A two-year-old who previously said 'went' correctly now starts saying 'goed.' A parent worries this is a sign of regression. What does this change actually indicate?
AThe child is regressing due to environmental stress
BThe child has abstracted the regular past-tense rule (-ed) and is overapplying it, showing productive rule learning
CThe child is imitating incorrect speech from peers at daycare
DThis pattern indicates a developmental language disorder
Overregularization errors like 'goed' or 'mouses' are a hallmark of grammatical rule extraction. At an earlier age, children produce irregular forms correctly because they have memorized them as separate words. When they abstract the regular rule (add -ed for past tense), they overapply it to irregular verbs, temporarily replacing correct forms. This is progress, not regression — it demonstrates that children are building an abstract grammatical system rather than simply imitating.
Question 2 True / False
Nativist theories of language acquisition claim that children learn language primarily by imitating adult speech and storing frequently heard sentences.
TTrue
FFalse
Answer: False
Nativism (Chomsky's position) argues the opposite: that children are innately equipped with a Language Acquisition Device (LAD) containing Universal Grammar — abstract linguistic structures common to all human languages. The evidence against imitation-based accounts is substantial: children produce sentences they have never heard (creative use), make systematic errors (overregularization) that adults don't produce, and acquire complex syntax on the basis of impoverished, error-filled input — the 'poverty of the stimulus' argument.
Question 3 Short Answer
What does the case of Genie (a child severely deprived of language input until age 13) tell us about the critical period for language acquisition, and which aspects of language remained most impaired?
Think about your answer, then reveal below.
Model answer: Genie acquired vocabulary at a reasonable pace after rescue but never achieved normal grammatical competence despite years of intensive instruction and immersion. This supports the critical period hypothesis: lexical learning (word meanings) remains possible after puberty, but the acquisition of grammatical syntax appears to depend on exposure during a sensitive window in early childhood.

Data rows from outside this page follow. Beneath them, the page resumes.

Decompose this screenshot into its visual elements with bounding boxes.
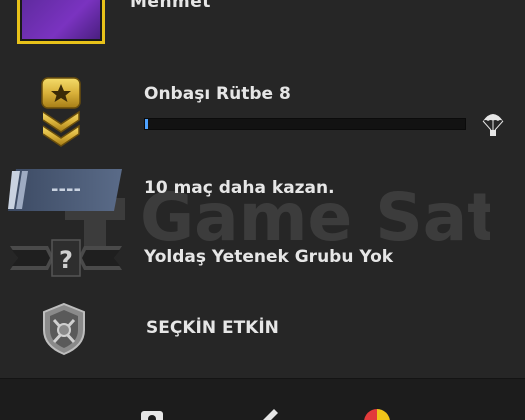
profile-icon[interactable]	[137, 407, 167, 420]
rank-progress-fill	[145, 119, 149, 129]
wins-label: 10 maç daha kazan.	[144, 178, 335, 198]
avatar-image	[22, 0, 100, 39]
parachute-icon[interactable]	[482, 111, 504, 137]
player-card-panel: Game Satış Mehmet Onbaşı Rütbe 8	[0, 0, 525, 420]
elite-label: SEÇKİN ETKİN	[146, 318, 279, 338]
player-name: Mehmet	[130, 0, 211, 12]
skill-group-label: Yoldaş Yetenek Grubu Yok	[144, 247, 394, 267]
coin-icon[interactable]	[362, 407, 392, 420]
unknown-skill-group-icon: ?	[8, 238, 124, 278]
edit-icon[interactable]	[252, 403, 282, 420]
wins-plate-icon: ----	[6, 167, 124, 213]
skill-group-badge-text: ?	[59, 246, 73, 274]
elite-shield-icon	[38, 302, 90, 356]
wins-badge-text: ----	[51, 179, 81, 200]
rank-label: Onbaşı Rütbe 8	[144, 84, 291, 104]
corporal-chevron-icon	[40, 76, 82, 148]
rank-progress-bar	[144, 118, 466, 130]
footer-toolbar	[0, 378, 525, 420]
player-avatar[interactable]	[17, 0, 105, 44]
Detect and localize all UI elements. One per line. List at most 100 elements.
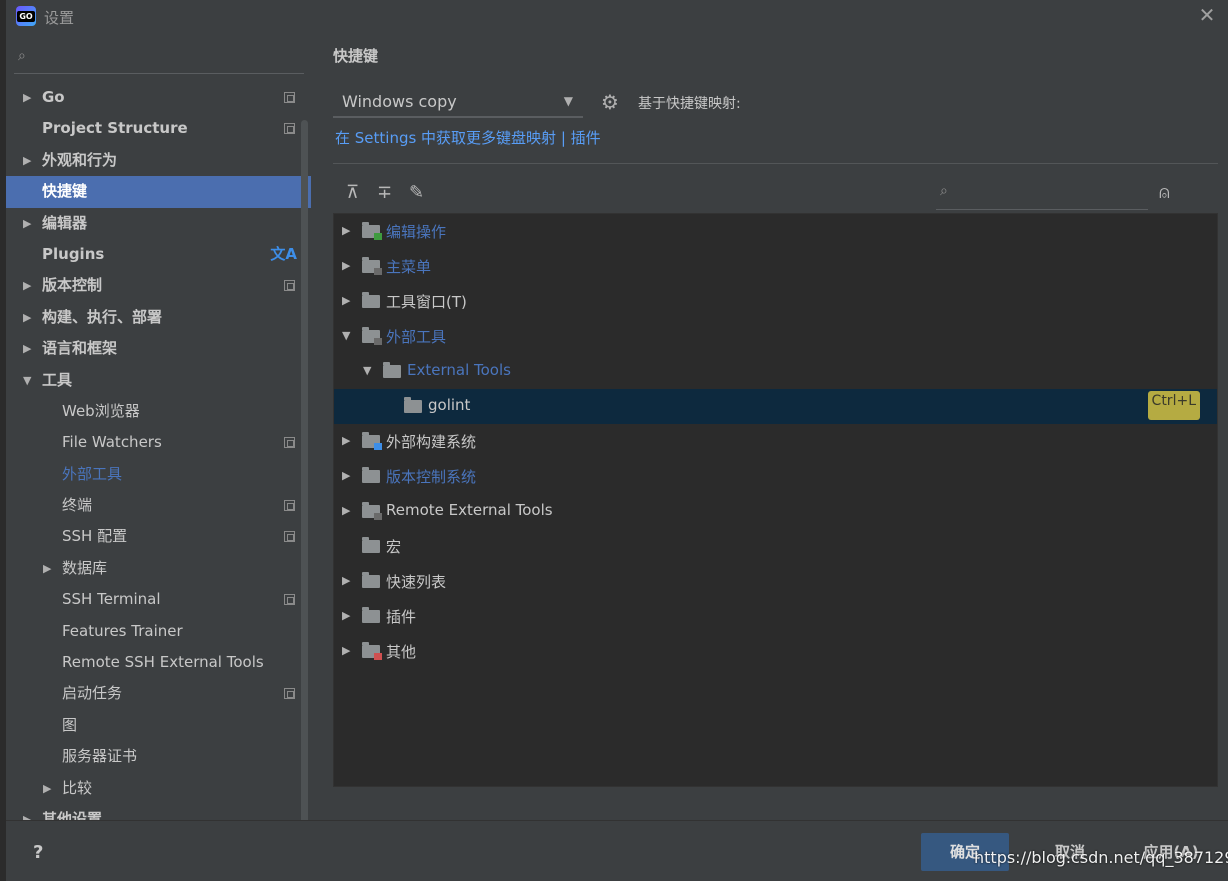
chevron-right-icon[interactable]: ▶ (43, 773, 51, 804)
sidebar-item[interactable]: ▶ 版本控制 (6, 270, 311, 301)
chevron-down-icon[interactable]: ▼ (342, 329, 350, 342)
tree-row[interactable]: ▶ 工具窗口(T) (334, 284, 1217, 319)
sidebar-item[interactable]: ▶ 外观和行为 (6, 145, 311, 176)
sidebar-item[interactable]: 快捷键 (6, 176, 311, 208)
sidebar-item[interactable]: ▶ 构建、执行、部署 (6, 302, 311, 333)
chevron-right-icon[interactable]: ▶ (23, 208, 31, 239)
chevron-right-icon[interactable]: ▶ (342, 644, 350, 657)
tree-row[interactable]: ▶ Remote External Tools (334, 494, 1217, 529)
sidebar-item-label: 快捷键 (42, 182, 88, 201)
shortcut-badge: Ctrl+L (1147, 391, 1200, 420)
based-on-label: 基于快捷键映射: (638, 96, 741, 112)
sidebar-item-label: Project Structure (42, 119, 188, 138)
sidebar-item[interactable]: Web浏览器 (6, 396, 311, 427)
tree-row[interactable]: golint Ctrl+L (334, 389, 1217, 424)
sidebar-item-label: SSH Terminal (62, 590, 161, 609)
chevron-right-icon[interactable]: ▶ (342, 574, 350, 587)
chevron-right-icon[interactable]: ▶ (342, 469, 350, 482)
keymap-dropdown-value: Windows copy (342, 92, 457, 111)
tree-row[interactable]: ▶ 外部构建系统 (334, 424, 1217, 459)
sidebar-item[interactable]: Project Structure (6, 113, 311, 144)
folder-icon (362, 257, 382, 275)
sidebar-item[interactable]: ▶ 其他设置 (6, 804, 311, 820)
chevron-right-icon[interactable]: ▶ (23, 804, 31, 820)
sidebar-item-label: Web浏览器 (62, 401, 140, 420)
sidebar-item[interactable]: ▶ 比较 (6, 773, 311, 804)
sidebar-item[interactable]: 启动任务 (6, 678, 311, 709)
gear-icon[interactable]: ⚙ (601, 90, 619, 114)
tree-row[interactable]: ▶ 其他 (334, 634, 1217, 669)
close-icon[interactable]: ✕ (1196, 4, 1218, 26)
tree-row[interactable]: ▶ 版本控制系统 (334, 459, 1217, 494)
tree-row[interactable]: ▶ 主菜单 (334, 249, 1217, 284)
sidebar-item[interactable]: 终端 (6, 490, 311, 521)
tree-row-label: 插件 (386, 608, 417, 626)
chevron-right-icon[interactable]: ▶ (23, 145, 31, 176)
keymap-dropdown[interactable]: Windows copy ▼ (333, 88, 583, 118)
dialog-footer: ? 确定 取消 应用(A) https://blog.csdn.net/qq_3… (6, 820, 1228, 881)
keymap-search-input[interactable]: ⌕ (936, 179, 1148, 210)
chevron-right-icon[interactable]: ▶ (342, 294, 350, 307)
tree-row-label: External Tools (407, 361, 511, 379)
tree-row[interactable]: ▶ 插件 (334, 599, 1217, 634)
sidebar-item-label: Go (42, 88, 65, 106)
sidebar-item[interactable]: Plugins 文A (6, 239, 311, 270)
chevron-right-icon[interactable]: ▶ (43, 553, 51, 584)
chevron-right-icon[interactable]: ▶ (342, 259, 350, 272)
tree-row[interactable]: ▶ 快速列表 (334, 564, 1217, 599)
chevron-down-icon[interactable]: ▼ (363, 364, 371, 377)
sidebar-item[interactable]: File Watchers (6, 427, 311, 458)
settings-sidebar: ⌕ ▶ Go Project Structure ▶ 外观和行为快捷键 ▶ 编辑器 Plugi… (6, 34, 311, 820)
sidebar-search-input[interactable]: ⌕ (14, 42, 304, 74)
chevron-right-icon[interactable]: ▶ (23, 302, 31, 333)
sidebar-item[interactable]: SSH Terminal (6, 584, 311, 615)
folder-icon (362, 432, 382, 450)
sidebar-item[interactable]: SSH 配置 (6, 521, 311, 552)
sidebar-item-label: 语言和框架 (42, 339, 118, 358)
chevron-right-icon[interactable]: ▶ (23, 82, 31, 113)
sidebar-item[interactable]: 外部工具 (6, 459, 311, 490)
sidebar-item[interactable]: ▶ 语言和框架 (6, 333, 311, 364)
get-more-keymaps-link[interactable]: 在 Settings 中获取更多键盘映射 | 插件 (335, 127, 601, 148)
sidebar-item[interactable]: Remote SSH External Tools (6, 647, 311, 678)
folder-badge-icon (374, 653, 382, 660)
tree-row-label: Remote External Tools (386, 501, 553, 519)
folder-icon (362, 607, 380, 623)
sidebar-item[interactable]: 图 (6, 710, 311, 741)
titlebar: GO 设置 ✕ (6, 0, 1228, 34)
window-title: 设置 (44, 9, 75, 27)
tree-row[interactable]: 宏 (334, 529, 1217, 564)
sidebar-item[interactable]: ▶ 编辑器 (6, 208, 311, 239)
chevron-right-icon[interactable]: ▶ (23, 333, 31, 364)
folder-badge-icon (374, 338, 382, 345)
collapse-all-icon[interactable]: ∓ (377, 182, 392, 203)
chevron-right-icon[interactable]: ▶ (342, 224, 350, 237)
settings-dialog: GO 设置 ✕ ⌕ ▶ Go Project Structure ▶ 外观和行为快捷键 ▶… (6, 0, 1228, 881)
chevron-right-icon[interactable]: ▶ (342, 504, 350, 517)
expand-all-icon[interactable]: ⊼ (346, 182, 359, 203)
sidebar-item[interactable]: Features Trainer (6, 616, 311, 647)
sidebar-item[interactable]: 服务器证书 (6, 741, 311, 772)
help-button[interactable]: ? (33, 842, 43, 863)
tree-row-label: 其他 (386, 643, 417, 661)
sidebar-scrollbar[interactable] (301, 120, 308, 820)
sidebar-item-label: 其他设置 (42, 809, 103, 820)
sidebar-item-label: 比较 (62, 778, 93, 797)
chevron-right-icon[interactable]: ▶ (23, 270, 31, 301)
tree-row[interactable]: ▼ 外部工具 (334, 319, 1217, 354)
tree-row[interactable]: ▼ External Tools (334, 354, 1217, 389)
sidebar-item-label: 外部工具 (62, 464, 123, 483)
sidebar-item[interactable]: ▶ Go (6, 82, 311, 113)
translate-icon: 文A (270, 244, 297, 263)
chevron-right-icon[interactable]: ▶ (342, 609, 350, 622)
project-level-icon (284, 500, 295, 512)
find-by-shortcut-icon[interactable]: ⍝ (1159, 182, 1170, 203)
sidebar-item[interactable]: ▼ 工具 (6, 365, 311, 396)
sidebar-item-label: 编辑器 (42, 213, 88, 232)
chevron-down-icon[interactable]: ▼ (23, 365, 31, 396)
edit-icon[interactable]: ✎ (409, 182, 424, 203)
tree-row[interactable]: ▶ 编辑操作 (334, 214, 1217, 249)
sidebar-item[interactable]: ▶ 数据库 (6, 553, 311, 584)
folder-icon (362, 222, 382, 240)
chevron-right-icon[interactable]: ▶ (342, 434, 350, 447)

The critical period hypothesis predicts that after a sensitive window closes (around puberty), the brain's plasticity for language is reduced. Genie's case provides natural-experiment evidence: vocabulary acquisition relies on semantic memory systems that remain plastic throughout life, but the implicit learning of grammatical rules appears to depend on early-developing neural circuits. Her permanent syntactic deficits despite normal social environment and motivation suggest the critical period for grammar is real and distinct from the period for vocabulary.